Project:RPO - Explorers
Our small band of Gunters here in The DreamCage universe are reviewing every film mentioned in Ernest Cline's Ready Player One. This week, Nate McKenzie's adventure begins in his own back yard with Explorers...
A boy obsessed with 50s sci-fi movies about aliens has a recurring dream about a blueprint of some kind, which he draws for his inventor friend. With the help of a third kid, they follow it and build themselves a spaceship. Now what?
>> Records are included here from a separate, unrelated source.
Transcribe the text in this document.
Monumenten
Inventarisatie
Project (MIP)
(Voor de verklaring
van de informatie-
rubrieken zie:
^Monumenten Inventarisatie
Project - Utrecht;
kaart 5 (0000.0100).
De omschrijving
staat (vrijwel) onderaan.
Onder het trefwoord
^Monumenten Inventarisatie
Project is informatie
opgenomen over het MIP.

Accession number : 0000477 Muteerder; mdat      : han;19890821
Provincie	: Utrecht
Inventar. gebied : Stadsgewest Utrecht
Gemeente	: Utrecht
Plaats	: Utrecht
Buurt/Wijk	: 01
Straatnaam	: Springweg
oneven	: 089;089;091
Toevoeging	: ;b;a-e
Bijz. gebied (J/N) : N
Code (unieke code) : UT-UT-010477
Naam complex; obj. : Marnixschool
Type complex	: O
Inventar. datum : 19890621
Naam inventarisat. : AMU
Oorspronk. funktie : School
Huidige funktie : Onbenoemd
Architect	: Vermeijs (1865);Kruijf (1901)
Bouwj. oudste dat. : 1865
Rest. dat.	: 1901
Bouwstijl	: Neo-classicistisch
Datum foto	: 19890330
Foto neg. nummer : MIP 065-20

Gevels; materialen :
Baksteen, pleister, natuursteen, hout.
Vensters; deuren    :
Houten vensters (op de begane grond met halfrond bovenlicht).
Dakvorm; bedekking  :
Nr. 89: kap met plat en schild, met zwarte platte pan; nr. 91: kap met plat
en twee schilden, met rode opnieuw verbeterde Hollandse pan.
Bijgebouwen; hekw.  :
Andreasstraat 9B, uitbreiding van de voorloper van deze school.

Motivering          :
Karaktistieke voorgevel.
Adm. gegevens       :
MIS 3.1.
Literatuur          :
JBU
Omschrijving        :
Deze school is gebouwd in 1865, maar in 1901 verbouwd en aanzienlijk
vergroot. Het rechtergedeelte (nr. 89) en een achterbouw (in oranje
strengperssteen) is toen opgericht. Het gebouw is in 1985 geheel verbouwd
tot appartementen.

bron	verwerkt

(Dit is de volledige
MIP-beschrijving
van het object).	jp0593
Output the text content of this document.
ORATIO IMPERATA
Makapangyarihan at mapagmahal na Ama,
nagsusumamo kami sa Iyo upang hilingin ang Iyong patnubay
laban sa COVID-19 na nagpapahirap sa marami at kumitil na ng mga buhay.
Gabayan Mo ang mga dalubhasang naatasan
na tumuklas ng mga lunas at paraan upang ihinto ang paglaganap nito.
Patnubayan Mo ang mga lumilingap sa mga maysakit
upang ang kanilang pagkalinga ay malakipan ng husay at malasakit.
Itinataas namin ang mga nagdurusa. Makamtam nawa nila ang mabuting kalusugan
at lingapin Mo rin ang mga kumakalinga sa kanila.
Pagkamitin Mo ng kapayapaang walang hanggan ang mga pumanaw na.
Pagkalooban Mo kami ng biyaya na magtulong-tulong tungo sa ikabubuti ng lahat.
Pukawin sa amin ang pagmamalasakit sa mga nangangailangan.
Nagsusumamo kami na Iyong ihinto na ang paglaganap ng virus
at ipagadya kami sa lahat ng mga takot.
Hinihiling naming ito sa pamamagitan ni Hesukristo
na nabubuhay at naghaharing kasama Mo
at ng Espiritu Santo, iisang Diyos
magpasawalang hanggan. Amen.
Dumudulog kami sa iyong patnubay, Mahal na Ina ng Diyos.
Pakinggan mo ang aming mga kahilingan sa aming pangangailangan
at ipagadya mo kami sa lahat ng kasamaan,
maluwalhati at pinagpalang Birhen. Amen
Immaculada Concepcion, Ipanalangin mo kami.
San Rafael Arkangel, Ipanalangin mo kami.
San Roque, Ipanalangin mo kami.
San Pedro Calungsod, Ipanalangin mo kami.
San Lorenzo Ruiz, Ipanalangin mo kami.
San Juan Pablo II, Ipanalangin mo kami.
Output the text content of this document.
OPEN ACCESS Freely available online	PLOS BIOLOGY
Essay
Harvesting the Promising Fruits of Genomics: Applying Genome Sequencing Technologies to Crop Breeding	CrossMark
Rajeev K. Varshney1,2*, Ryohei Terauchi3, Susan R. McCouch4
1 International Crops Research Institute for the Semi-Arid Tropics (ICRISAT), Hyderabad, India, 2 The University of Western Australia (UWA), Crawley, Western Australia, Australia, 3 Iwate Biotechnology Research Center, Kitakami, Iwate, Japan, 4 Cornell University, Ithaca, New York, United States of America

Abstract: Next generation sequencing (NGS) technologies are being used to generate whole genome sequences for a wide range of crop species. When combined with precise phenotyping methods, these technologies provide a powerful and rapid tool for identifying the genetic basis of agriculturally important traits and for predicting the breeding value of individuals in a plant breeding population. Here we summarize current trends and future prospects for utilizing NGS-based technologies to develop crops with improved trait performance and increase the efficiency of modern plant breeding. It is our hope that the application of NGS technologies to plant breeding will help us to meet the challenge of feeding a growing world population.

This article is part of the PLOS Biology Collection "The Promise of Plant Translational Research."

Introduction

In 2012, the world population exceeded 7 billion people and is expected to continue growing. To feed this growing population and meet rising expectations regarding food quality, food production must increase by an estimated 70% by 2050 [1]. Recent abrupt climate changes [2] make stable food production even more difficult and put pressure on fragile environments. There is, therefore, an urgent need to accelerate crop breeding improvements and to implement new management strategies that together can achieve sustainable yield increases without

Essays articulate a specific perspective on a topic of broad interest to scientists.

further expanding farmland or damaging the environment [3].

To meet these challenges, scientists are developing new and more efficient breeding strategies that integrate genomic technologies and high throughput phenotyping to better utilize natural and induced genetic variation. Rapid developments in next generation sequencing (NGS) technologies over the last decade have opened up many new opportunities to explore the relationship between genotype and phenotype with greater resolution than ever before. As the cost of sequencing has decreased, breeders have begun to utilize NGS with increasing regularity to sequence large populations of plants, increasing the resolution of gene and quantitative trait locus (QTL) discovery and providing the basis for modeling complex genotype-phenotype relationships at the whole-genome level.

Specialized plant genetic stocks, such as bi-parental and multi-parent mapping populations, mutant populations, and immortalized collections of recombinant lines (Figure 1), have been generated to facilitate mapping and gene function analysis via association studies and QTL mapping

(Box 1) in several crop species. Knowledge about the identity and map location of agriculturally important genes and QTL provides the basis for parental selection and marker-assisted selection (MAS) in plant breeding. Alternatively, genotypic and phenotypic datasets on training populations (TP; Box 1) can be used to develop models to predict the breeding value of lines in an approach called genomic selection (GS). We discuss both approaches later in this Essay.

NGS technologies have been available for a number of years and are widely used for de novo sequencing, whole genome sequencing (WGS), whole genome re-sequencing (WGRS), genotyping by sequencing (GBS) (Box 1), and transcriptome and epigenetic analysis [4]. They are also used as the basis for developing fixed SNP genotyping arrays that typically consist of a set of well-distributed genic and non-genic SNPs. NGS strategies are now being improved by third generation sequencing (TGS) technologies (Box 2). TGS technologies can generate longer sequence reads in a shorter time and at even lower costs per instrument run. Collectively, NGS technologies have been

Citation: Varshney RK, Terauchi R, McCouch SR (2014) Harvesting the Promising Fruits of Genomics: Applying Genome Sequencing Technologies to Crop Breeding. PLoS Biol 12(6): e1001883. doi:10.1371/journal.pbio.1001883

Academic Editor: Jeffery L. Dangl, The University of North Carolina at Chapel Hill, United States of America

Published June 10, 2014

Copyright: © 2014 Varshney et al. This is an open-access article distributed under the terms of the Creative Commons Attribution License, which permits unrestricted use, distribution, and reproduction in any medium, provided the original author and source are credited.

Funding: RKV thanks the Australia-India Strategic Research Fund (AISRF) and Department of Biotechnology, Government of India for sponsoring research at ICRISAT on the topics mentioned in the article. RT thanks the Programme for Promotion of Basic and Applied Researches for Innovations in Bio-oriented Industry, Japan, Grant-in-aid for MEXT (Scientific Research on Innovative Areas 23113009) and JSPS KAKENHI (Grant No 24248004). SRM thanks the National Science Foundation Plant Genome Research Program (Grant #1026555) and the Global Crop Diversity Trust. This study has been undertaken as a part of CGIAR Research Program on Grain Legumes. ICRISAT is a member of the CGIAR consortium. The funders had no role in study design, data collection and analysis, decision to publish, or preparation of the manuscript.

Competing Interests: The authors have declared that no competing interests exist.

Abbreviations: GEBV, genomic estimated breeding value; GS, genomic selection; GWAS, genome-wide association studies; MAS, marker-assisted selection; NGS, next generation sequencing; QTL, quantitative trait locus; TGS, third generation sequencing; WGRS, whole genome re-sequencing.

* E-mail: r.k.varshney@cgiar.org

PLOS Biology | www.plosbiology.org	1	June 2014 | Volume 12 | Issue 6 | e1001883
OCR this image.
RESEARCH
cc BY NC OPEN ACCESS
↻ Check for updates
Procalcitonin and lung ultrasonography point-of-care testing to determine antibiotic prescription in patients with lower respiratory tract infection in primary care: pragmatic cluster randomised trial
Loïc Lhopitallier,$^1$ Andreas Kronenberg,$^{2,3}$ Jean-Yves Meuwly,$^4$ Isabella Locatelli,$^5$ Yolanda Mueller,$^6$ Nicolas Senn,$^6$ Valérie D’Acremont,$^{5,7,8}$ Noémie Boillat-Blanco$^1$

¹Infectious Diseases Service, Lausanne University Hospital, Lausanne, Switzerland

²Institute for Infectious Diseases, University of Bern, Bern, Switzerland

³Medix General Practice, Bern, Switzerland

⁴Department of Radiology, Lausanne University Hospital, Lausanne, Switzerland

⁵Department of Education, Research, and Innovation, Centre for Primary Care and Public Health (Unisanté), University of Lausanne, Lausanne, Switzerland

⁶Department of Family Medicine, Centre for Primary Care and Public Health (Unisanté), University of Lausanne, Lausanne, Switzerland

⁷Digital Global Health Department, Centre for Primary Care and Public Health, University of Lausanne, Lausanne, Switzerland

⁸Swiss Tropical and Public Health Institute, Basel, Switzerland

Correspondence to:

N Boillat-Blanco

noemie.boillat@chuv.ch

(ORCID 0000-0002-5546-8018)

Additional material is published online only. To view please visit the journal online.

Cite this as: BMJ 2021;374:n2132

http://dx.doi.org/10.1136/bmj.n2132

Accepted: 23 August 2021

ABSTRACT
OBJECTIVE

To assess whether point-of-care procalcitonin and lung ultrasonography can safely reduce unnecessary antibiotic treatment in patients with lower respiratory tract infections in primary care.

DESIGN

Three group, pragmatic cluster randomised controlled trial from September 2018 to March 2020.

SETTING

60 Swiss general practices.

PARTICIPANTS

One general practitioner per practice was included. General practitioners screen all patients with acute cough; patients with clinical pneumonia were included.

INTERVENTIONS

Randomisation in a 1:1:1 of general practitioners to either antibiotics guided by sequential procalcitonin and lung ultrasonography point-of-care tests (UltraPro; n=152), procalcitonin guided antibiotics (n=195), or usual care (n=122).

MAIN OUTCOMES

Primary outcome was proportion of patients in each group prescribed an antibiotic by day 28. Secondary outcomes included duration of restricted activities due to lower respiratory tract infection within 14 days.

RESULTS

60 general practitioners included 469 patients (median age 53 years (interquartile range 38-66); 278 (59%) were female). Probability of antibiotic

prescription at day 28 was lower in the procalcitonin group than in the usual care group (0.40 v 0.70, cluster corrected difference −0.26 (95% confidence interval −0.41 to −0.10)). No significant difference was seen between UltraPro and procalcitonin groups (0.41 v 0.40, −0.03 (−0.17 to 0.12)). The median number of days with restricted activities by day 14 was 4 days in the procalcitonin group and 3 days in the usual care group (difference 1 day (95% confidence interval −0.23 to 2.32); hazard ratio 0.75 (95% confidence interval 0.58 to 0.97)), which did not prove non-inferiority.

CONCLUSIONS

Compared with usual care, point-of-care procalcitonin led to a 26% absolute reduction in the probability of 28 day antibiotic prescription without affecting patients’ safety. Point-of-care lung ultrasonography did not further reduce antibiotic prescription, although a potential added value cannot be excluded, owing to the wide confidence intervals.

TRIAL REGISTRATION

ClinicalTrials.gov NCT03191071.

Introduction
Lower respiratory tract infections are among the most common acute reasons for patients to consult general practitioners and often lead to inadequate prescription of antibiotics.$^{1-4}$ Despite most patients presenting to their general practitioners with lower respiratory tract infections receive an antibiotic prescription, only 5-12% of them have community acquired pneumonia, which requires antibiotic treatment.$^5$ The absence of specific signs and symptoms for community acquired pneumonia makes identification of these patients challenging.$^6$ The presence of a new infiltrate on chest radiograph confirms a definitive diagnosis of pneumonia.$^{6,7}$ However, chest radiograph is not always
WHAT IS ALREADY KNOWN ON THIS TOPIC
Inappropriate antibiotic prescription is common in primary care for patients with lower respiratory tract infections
As far as film synopses go, that description of Explorers from IMDb.com is one of the worst. Good thing IMDB didn't exist when I was a kid and my Dad just showed me the film as part of a constantly refreshing cycle of 80s nostalgia canon that included E.T., Flight of the Navigator, The Goonies, Harry and the Hendersons, Short Circuit, *batteries not included, and SpaceCamp, among many others. The time before The Internet, and its deluge of terrible opinions, is objectively better than everything that has come to fruition since.
That's not the curmudgeon in me making that statement; the generation that is growing up now will save us all, I believe. But a movie like Explorers would not be made the same way now as it was in the 80s. It would be glossy, hermetically sealed in focus-group approved bright packaging, and force-fed to the masses.
Explorers stars Ethan Hawke and River Phoenix as two of the three leads, and they were both already familiar faces on screen in that era. Even so, director Joe Dante allowed the kids to be just that: kids. Child actors portraying children on screen. Novel concept, eh?
In 2017, they would be directed in such a way that the characters would appear more mature, cultivated. Kids on film in 2017 are bitingly sarcastic and witty, able to keep pace with snappy banter. Hawke and Phoenix, along with Jason Presson, were talented but unpolished, which lent to Explorers a believability factor amidst an outlandish story of three young teenagers building a spaceship from a Tilt-A-Whirl carriage and flying to outerspace for a meet-and-greet with a couple of aliens. The young actors are endearing in the movie because we all either were them, or knew them, in our lives.
Now, let's talk about those aliens.
It would be unrealistic to expect all movie aliens to look, I don't know, cool? I don't mean they have to look like Bowie in The Man Who Fell To Earth or Bridges in Starman; but steering away from a Luc Besson-esque style of design would be a great start. Unfortunately, the aliens in Explorers still deter a bit from the "magic" of the film. In Flight of the Navigator, the aliens are campy and somewhat cheap looking, but that's what works for that movie because it doesn't delve too deeply. Explorers has an introspective quality that makes it so earnest. Ultimately, though, the aliens Wak and Neek can't ruin a movie that starts out so beautifully.
The hints at classic SciFi media in the first half of the film, and throughout, hit something deep in me personally; This Island Earth is a wonderful film from the early era of great SciFi space adventures and every time I see it playing on Ben Crandall's tv it deepens my love for this film. Director Joe Dante's love for SciFi comes across with sincerity in this film, as well as his other films directed at younger generations. It is a beautiful thing to experience a film in which a director is attempting to share his love for cult classics with others and then see one of his own films fall under that umbrella.